Sarebbe un errore ritenere che in ballo ci sia solo la questione del petrolio e l’allocazione delle risorse. Il governo di Khartoum ha da tempo avanzato al SPLM proposte alquanto vantaggiose, sempre respinte al mittente. La posizione intransigente del SPLM si spiega piuttosto con lo sfrontato appoggio nord-americano alla battaglia secessionista. Non è un segreto per nessuno che gli USA considerano il governo del NCP un “regime ostile” e dopo aver invano tentato di abbatterlo, con le buone e con le cattive, ora puntano a sfasciare e a balcanizzare il paese, a seppellirlo come stato sovrano, facendo sorgere al suo posto alcuni protettorati.

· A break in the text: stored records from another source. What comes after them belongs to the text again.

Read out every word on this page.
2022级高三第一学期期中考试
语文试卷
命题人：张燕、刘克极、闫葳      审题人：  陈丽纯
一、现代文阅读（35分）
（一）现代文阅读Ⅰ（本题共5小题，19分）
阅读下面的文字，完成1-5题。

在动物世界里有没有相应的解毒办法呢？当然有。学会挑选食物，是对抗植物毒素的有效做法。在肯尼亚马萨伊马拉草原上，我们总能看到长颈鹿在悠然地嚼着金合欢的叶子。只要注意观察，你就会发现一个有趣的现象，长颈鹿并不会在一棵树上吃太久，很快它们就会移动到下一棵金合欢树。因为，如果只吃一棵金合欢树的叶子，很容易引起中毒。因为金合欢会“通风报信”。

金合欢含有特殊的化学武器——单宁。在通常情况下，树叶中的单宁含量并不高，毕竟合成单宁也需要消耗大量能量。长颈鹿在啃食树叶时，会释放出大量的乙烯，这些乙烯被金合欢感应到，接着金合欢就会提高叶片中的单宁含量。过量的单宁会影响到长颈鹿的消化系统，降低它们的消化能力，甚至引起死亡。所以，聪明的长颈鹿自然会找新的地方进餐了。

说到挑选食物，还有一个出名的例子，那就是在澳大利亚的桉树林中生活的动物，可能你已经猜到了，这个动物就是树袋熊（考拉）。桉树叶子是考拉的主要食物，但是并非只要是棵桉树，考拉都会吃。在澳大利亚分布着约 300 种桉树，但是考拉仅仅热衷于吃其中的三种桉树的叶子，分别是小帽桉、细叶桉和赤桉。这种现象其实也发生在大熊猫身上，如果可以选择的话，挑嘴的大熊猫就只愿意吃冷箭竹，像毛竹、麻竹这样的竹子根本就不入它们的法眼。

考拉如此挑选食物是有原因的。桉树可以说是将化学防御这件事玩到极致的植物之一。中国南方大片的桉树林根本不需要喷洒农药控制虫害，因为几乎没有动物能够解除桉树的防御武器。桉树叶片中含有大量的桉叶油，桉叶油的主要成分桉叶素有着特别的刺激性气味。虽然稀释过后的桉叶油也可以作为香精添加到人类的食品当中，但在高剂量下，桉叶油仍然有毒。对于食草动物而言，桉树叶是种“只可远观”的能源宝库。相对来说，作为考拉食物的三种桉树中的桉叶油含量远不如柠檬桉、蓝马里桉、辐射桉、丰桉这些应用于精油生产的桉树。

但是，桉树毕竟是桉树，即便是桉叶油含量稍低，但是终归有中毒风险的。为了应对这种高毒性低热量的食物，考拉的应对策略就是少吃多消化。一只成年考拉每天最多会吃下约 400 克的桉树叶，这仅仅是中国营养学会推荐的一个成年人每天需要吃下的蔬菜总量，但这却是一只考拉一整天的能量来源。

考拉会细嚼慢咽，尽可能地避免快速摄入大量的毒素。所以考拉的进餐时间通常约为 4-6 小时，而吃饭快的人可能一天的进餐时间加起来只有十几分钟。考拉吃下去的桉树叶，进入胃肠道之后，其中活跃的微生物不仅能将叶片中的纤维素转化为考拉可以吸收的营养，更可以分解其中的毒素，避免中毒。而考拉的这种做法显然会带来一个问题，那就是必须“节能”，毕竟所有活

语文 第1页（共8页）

Non c’è, com’è noto, solo il fronte del Sud. Focolai di conflitto ove sono operative guerriglie antisudanesi, li abbiamo infatti pure nell’ovest (Darfur), nell’estremo Est del paese (ai confini con l’Eritrea), oltre a quello delle regioni del Nilo blu e delle Montagne Nuba. In quasi tutti i casi questi focolai sono tenuti in vita dal blocco imperialista euro-americano, che arma e finanzia le guerriglie per interposta persona, grazie ai paesi limitrofi (Ciad, Libia, Repubblica Centrafricana, Uganda, Kenia ed Etiopia). In ballo c’è quindi l’assetto geopolitico, non solo dell’Africa orientale, ma di tutto il continente africano, con ripercussioni sullo stesso Medio Oriente. La penetrazione del capitale finanziario cinese, la generale instabilità continentale, accentuano la pressione euro-americana a dotarsi di stati fantoccio e di piazzaforti strategiche. In questa prospettiva gli occidentali debbono schiacciare i regimi nazionalistici e i diversi movimenti antimperialisti a carattere islamico (vedi la Somalia). Azzoppare il governo di Khartoum, portandogli via il Sud, è quindi un tassello di una strategia ad ampio raggio, che punta a strappare prima la regione di Abyei e poi anche il Darfur.